Does PAEC get a thumbs-up or not?

What then of the rest of this year?

  1. Hillary Clinton will become the next President of the United States.
  2. Nothing much will come out of the Panama Papers.
  3. Global economic growth will further stagnate.
  4. The Middle East will remain quagmired in conflict.
  5. Climate change intensity will increase, in spite of new international accords.
  6. The new ‘clash of civilizations’, recently intensified by the migrants crisis in Europe will further grow.
  7. Polio will be eradicated forever from this planet, becoming only the second disease after smallpox to be completely eradicated from our world. That is, if you don’t count the stock of smallpox virus being held in top secret labs by some countries.
  8. More and more people will move towards a healthier diet.
  9. In spite of all challenges, world poverty will reduce.
  10. And perhaps most importantly for human society holistically, people like Dr. Zaheer and my nameless passport benefactor, will continue to be there all over the world, spreading goodness selflessly and keeping our candle of hope alight.

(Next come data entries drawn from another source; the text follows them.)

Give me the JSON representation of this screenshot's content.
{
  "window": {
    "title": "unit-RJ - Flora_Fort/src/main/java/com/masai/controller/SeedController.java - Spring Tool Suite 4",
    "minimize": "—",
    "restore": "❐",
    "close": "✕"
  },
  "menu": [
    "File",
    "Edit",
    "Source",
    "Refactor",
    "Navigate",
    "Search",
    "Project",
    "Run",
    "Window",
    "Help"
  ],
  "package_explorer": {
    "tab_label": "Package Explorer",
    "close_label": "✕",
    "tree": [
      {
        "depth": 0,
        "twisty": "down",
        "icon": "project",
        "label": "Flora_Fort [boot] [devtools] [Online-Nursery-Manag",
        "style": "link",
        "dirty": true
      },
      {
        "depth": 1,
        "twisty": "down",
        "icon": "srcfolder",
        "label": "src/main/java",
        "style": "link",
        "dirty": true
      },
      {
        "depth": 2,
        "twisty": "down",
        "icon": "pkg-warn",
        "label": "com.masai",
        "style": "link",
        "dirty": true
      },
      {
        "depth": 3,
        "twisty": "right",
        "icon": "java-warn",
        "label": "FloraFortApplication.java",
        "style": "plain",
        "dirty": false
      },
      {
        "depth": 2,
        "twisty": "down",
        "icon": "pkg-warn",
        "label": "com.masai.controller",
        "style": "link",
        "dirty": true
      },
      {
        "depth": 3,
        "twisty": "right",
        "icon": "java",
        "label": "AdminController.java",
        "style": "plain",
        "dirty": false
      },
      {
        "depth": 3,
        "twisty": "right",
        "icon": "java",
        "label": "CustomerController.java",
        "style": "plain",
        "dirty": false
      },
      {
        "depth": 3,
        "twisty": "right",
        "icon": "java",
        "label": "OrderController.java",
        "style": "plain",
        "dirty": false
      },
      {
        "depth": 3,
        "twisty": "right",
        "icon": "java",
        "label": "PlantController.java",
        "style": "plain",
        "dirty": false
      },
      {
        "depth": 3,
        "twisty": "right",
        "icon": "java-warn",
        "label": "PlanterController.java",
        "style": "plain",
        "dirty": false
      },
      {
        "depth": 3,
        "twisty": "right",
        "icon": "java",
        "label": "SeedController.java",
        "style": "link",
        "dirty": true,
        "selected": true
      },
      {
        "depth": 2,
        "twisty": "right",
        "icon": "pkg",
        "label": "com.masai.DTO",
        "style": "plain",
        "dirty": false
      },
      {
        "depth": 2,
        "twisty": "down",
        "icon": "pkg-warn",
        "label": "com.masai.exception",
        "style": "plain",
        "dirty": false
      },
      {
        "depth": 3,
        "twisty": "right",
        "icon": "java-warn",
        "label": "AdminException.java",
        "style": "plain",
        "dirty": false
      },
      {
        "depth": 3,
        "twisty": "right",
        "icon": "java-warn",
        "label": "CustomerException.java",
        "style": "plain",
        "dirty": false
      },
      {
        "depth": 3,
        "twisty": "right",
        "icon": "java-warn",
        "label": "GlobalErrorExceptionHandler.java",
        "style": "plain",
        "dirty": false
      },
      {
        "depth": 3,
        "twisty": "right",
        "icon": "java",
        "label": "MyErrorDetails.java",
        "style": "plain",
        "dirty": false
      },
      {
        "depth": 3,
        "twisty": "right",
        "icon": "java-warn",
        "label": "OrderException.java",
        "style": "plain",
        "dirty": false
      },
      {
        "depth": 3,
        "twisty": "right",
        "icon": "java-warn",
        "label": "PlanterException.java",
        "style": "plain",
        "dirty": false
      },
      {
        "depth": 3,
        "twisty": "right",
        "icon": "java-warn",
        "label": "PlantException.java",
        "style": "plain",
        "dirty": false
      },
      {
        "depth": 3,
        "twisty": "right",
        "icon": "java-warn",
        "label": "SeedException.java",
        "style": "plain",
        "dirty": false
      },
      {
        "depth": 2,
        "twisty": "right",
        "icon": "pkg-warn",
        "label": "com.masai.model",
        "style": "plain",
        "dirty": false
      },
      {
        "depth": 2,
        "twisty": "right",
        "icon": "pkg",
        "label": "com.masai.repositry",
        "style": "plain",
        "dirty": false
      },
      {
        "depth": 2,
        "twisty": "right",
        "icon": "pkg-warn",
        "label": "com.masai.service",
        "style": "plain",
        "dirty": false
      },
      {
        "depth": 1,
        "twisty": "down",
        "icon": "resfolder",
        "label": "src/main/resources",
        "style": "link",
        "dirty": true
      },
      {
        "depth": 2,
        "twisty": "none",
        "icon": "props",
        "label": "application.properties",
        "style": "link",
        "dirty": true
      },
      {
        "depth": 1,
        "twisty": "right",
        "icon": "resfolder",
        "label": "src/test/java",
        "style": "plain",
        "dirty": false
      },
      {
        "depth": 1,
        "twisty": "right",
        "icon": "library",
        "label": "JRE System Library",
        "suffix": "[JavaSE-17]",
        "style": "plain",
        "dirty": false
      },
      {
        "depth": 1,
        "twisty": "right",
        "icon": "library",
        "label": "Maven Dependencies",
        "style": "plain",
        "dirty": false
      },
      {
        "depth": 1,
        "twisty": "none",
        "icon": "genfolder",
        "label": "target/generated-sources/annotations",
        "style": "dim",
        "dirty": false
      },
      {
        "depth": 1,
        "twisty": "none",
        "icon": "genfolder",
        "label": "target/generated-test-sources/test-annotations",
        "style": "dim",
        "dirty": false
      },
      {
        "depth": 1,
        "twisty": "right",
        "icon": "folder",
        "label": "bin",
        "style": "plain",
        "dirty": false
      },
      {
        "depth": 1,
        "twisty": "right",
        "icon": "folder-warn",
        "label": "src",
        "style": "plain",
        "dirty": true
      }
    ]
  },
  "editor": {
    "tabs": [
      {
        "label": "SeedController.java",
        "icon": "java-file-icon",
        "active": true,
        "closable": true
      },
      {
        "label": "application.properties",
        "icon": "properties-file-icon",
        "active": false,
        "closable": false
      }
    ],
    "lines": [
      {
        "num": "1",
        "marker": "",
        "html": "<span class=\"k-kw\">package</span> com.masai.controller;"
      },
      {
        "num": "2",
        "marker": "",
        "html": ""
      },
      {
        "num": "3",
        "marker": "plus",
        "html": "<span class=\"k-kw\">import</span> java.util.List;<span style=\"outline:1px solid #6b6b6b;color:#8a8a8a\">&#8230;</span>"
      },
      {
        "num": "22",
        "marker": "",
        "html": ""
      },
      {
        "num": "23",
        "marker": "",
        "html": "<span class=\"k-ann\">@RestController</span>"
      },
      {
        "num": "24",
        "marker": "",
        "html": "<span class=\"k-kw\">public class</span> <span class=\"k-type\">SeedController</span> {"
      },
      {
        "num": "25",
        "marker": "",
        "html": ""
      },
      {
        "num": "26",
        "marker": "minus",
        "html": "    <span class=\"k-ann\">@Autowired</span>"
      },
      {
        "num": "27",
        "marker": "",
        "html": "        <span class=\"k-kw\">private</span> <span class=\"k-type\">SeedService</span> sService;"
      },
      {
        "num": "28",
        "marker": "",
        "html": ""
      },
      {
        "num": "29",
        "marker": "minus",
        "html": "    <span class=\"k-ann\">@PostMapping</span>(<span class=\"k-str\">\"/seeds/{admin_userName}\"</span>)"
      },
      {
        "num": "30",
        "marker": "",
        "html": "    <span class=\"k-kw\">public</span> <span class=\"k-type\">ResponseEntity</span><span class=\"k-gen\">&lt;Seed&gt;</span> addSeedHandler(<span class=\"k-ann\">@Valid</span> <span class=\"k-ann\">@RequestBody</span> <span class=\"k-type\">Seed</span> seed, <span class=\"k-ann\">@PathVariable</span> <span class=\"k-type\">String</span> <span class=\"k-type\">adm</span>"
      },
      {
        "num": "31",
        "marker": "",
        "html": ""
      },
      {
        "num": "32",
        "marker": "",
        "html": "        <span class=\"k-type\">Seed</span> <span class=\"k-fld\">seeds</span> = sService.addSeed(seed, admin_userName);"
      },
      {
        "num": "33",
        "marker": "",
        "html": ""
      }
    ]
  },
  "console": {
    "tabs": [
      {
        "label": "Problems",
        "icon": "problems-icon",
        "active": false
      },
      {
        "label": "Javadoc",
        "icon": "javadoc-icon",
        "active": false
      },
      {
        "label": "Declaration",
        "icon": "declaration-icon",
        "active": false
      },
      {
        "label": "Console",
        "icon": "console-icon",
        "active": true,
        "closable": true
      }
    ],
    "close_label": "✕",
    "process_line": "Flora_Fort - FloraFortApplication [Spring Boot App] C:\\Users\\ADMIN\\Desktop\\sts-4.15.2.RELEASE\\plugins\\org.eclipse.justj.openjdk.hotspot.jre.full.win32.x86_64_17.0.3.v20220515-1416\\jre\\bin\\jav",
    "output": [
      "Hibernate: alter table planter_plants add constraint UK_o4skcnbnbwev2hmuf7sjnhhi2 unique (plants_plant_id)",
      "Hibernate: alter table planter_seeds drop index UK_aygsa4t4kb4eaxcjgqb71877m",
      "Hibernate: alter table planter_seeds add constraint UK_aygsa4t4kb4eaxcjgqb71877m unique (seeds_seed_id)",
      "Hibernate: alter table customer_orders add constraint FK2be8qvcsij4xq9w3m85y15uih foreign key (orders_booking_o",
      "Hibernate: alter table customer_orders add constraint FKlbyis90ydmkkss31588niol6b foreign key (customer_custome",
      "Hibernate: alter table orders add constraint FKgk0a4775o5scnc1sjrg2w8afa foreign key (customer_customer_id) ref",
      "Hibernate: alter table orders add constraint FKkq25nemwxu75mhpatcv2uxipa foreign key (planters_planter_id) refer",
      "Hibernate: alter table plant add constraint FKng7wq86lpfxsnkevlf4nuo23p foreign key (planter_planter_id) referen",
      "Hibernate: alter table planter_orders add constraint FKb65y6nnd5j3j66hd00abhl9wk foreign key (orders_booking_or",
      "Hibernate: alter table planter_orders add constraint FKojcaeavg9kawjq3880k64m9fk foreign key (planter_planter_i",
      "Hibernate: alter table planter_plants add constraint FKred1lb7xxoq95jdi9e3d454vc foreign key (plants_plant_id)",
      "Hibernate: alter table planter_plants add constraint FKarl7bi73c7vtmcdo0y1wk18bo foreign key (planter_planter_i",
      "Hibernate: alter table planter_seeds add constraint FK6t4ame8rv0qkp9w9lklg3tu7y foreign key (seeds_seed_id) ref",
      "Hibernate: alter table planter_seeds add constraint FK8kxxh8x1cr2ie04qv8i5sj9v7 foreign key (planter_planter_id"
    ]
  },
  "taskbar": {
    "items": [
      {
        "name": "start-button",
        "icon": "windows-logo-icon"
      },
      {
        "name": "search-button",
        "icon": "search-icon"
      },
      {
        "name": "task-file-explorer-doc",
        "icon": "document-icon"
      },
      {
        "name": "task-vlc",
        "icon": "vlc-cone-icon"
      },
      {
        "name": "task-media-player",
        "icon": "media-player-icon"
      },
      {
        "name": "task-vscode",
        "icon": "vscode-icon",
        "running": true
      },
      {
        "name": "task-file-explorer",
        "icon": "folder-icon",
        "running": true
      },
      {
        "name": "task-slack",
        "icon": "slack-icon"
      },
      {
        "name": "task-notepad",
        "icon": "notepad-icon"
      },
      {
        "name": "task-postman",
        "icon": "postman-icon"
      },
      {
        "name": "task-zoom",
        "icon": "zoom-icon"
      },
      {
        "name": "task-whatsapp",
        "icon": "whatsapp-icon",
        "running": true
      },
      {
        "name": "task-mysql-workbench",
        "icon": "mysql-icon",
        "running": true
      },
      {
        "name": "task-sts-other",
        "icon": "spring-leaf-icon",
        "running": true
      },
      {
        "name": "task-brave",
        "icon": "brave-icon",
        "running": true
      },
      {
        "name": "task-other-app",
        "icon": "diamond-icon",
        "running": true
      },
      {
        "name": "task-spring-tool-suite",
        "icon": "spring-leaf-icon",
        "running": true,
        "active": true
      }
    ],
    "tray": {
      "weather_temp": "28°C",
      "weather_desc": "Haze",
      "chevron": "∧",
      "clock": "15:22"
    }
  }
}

All the best for what is expected to be a long hot summer!

One Response to In Our Life & Times – 2

  1. Hunaid Tambawala says:

    I agree with 9 of your 10 assessments for the remainder of 2016. I have not given up hope on Senator Sanders.

    It is my opinion that each noble act creates hundreds of more and it will be such acts that bring us out of darkness. It may take several more generations and sometimes it will seem like we are going backwards. We will see acts that will make us give up hope especially when we see the massive amount of suffering by those who are born into suffering with no apparent way out of it.